Luanda Nightlife iniciado com franceses
O LNL começou como um blog, criado por dois franceses, que residiam em Luanda e informavam a outros expatriados e não só sobre as novidades de restaurantes, o serviço, o ambiente, a relação preço-qualidade. Os franceses, que eram amigos de Cláudio, ofereceram o projecto ao angolano e se recusram receber qualquer contrapartida.
“Então, quando volto para Angola em 2013, reúno-me com o Massal.
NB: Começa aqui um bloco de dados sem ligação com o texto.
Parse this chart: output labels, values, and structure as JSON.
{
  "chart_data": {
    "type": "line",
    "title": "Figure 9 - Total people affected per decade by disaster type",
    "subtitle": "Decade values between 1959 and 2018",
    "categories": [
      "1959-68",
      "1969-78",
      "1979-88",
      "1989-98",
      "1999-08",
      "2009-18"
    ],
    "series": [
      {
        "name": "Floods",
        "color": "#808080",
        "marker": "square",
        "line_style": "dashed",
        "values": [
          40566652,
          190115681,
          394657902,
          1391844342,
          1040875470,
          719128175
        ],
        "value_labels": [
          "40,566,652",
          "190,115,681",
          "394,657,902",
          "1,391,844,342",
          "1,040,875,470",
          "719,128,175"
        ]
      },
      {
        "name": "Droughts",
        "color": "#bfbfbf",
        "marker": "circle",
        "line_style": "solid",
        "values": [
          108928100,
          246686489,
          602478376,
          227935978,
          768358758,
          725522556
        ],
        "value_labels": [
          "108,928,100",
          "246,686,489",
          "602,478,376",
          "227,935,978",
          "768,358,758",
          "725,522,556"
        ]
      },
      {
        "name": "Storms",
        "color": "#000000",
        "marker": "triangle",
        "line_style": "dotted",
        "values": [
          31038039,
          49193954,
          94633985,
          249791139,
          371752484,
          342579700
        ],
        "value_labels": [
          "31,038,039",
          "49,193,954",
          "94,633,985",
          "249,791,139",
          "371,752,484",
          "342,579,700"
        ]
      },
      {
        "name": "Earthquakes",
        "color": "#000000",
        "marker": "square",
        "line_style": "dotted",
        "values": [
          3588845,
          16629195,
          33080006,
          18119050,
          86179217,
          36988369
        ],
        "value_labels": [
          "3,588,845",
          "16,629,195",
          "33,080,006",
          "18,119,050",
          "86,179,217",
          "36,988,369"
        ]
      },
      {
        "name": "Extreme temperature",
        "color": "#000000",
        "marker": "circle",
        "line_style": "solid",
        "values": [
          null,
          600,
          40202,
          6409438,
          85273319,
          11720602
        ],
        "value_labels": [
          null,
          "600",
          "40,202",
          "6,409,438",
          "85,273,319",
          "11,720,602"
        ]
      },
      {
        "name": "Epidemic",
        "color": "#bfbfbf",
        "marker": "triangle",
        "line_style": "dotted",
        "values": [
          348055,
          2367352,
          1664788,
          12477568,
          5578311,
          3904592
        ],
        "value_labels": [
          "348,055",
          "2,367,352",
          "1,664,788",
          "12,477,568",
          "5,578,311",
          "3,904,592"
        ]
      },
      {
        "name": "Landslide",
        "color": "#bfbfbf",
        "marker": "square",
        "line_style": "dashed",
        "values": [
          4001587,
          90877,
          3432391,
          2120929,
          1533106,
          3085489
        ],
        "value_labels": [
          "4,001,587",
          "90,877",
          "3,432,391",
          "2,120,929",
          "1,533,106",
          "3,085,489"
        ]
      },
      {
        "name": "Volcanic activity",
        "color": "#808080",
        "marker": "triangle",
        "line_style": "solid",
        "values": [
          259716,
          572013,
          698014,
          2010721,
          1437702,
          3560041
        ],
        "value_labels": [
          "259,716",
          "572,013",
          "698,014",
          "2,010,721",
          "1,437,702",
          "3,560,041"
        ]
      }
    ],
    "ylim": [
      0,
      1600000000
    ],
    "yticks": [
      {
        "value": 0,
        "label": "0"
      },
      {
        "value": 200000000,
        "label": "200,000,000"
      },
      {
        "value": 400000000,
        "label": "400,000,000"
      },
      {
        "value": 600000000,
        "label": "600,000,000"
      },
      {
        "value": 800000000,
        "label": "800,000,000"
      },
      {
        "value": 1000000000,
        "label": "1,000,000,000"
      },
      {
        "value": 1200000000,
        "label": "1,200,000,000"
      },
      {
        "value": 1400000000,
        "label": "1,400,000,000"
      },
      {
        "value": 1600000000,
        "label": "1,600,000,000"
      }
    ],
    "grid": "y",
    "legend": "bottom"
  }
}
Com quem também já interagia e disse que temos aqui uma oportunidade para criarmos algo sólido. O Massal, por acaso, também tinha o seu próprio blog de comida, de restauração. Então, juntámos as duas coisas. E fundámos a empresa como LNL”.
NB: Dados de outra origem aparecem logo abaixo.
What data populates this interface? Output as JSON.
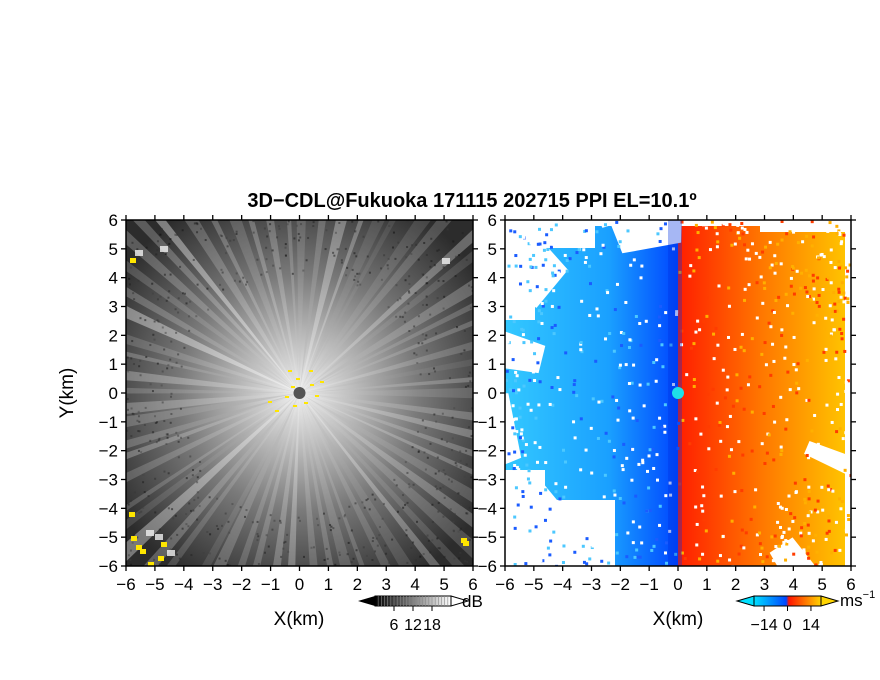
{
  "title": "3D−CDL@Fukuoka 171115 202715 PPI EL=10.1º",
  "chart_data": [
    {
      "type": "heatmap",
      "name": "reflectivity",
      "xlabel": "X(km)",
      "ylabel": "Y(km)",
      "xlim": [
        -6,
        6
      ],
      "ylim": [
        -6,
        6
      ],
      "xticks": [
        "−6",
        "−5",
        "−4",
        "−3",
        "−2",
        "−1",
        "0",
        "1",
        "2",
        "3",
        "4",
        "5",
        "6"
      ],
      "yticks": [
        "6",
        "5",
        "4",
        "3",
        "2",
        "1",
        "0",
        "−1",
        "−2",
        "−3",
        "−4",
        "−5",
        "−6"
      ],
      "colorbar": {
        "unit": "dB",
        "ticks": [
          "6",
          "12",
          "18"
        ],
        "tick_values": [
          6,
          12,
          18
        ],
        "range": [
          0,
          24
        ],
        "colors": [
          "#000000",
          "#ffffff"
        ],
        "extend": "both"
      },
      "pattern": "radial streaks, bright near radar at origin, clutter in yellow near corners"
    },
    {
      "type": "heatmap",
      "name": "doppler velocity",
      "xlabel": "X(km)",
      "xlim": [
        -6,
        6
      ],
      "ylim": [
        -6,
        6
      ],
      "xticks": [
        "−6",
        "−5",
        "−4",
        "−3",
        "−2",
        "−1",
        "0",
        "1",
        "2",
        "3",
        "4",
        "5",
        "6"
      ],
      "yticks": [
        "6",
        "5",
        "4",
        "3",
        "2",
        "1",
        "0",
        "−1",
        "−2",
        "−3",
        "−4",
        "−5",
        "−6"
      ],
      "colorbar": {
        "unit": "ms",
        "unit_exponent": "−1",
        "ticks": [
          "−14",
          "0",
          "14"
        ],
        "tick_values": [
          -14,
          0,
          14
        ],
        "range": [
          -20,
          20
        ],
        "colors": [
          "#00d8ff",
          "#0046ff",
          "#ff1400",
          "#ffd400"
        ],
        "extend": "both"
      },
      "pattern": "negative (blue) to the west, positive (red-yellow) to the east, data gaps at edges"
    }
  ]
}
A tarefa seguinte foi redirecionar o LNL para o público angolano, o que implicava mudar o idioma de inglês para Português, com conteúdos escritos por angolanos “num tom terra-terra, tu-para-tu”, lembra. A plataforma cresceu, abrangendo conteúdos sobre hotéis e resorts. Os eventos sobre premiações dos melhores restaurantes e hotéis permitiu atrair importantes parcerias como a TAAG, Standard Bank, Sogrape, entre outras instituições.
Tudo ía tão bem até que a Covid-19 interrompeu. “Nós nunca fomos os mesmos depois da Covid. Entrou quando íamos fazer a segunda edição dos Prémios. Tínhamos feito até a conferência de imprensa.
O sonho prestes a se realizar
O conceito, original, do restaurante Kissanje, procura conservar a decoração e ambiente tranquilo de uma residência familiar através de uma simbiose entre o rústico da sala de jantar e o moderno denunciado pelos bancos e mesas de bar no quinta. A antiga casa de família está a ser transformada em um restaurante, um wine bar e um cocktail lounge.
“Isso aqui é um sonho. Eu escrevi o business plan para esse restaurante em 2010. Nós fundamos a empresa em 2011. Mas a vida não é linear”, Cláudio refere-se ao facto de o primeiro sucesso empresarial (LNL) ter brotado ano depois do plano do restaurante.
Mas o sonhador de então confessa que valeu a pena passar por certos percalços para valorizar o empreendimento que tem agora. “Não tinha maturidade suficiente para abraçar e gerir um projeto destes, naquela altura” , reconhece.
“Ao longo destes 15 anos pela casa, fui conhecendo profundamente o mundo da restauração. Fui ficando obcecado por comida, por gastronomia. E fui conhecendo muita gente, dentro e fora de Angola, que me ensinaram e deram-me muitos conselhos sobre este negócio”.
Ao estudar a evolução do negócio da gastronomia e da restauração, à volta do mundo, o empreendedor chegou à conclusão que é melhor o que se faz aqui no país, através de produtos “fantásticos que, em mãos experientes e com técnica, podem ser transformados em algo delicioso”.
Pode-se dizer que o Kissanje é o ápice do sonho de Cláudio, que o permite viver esta rara oportunidade.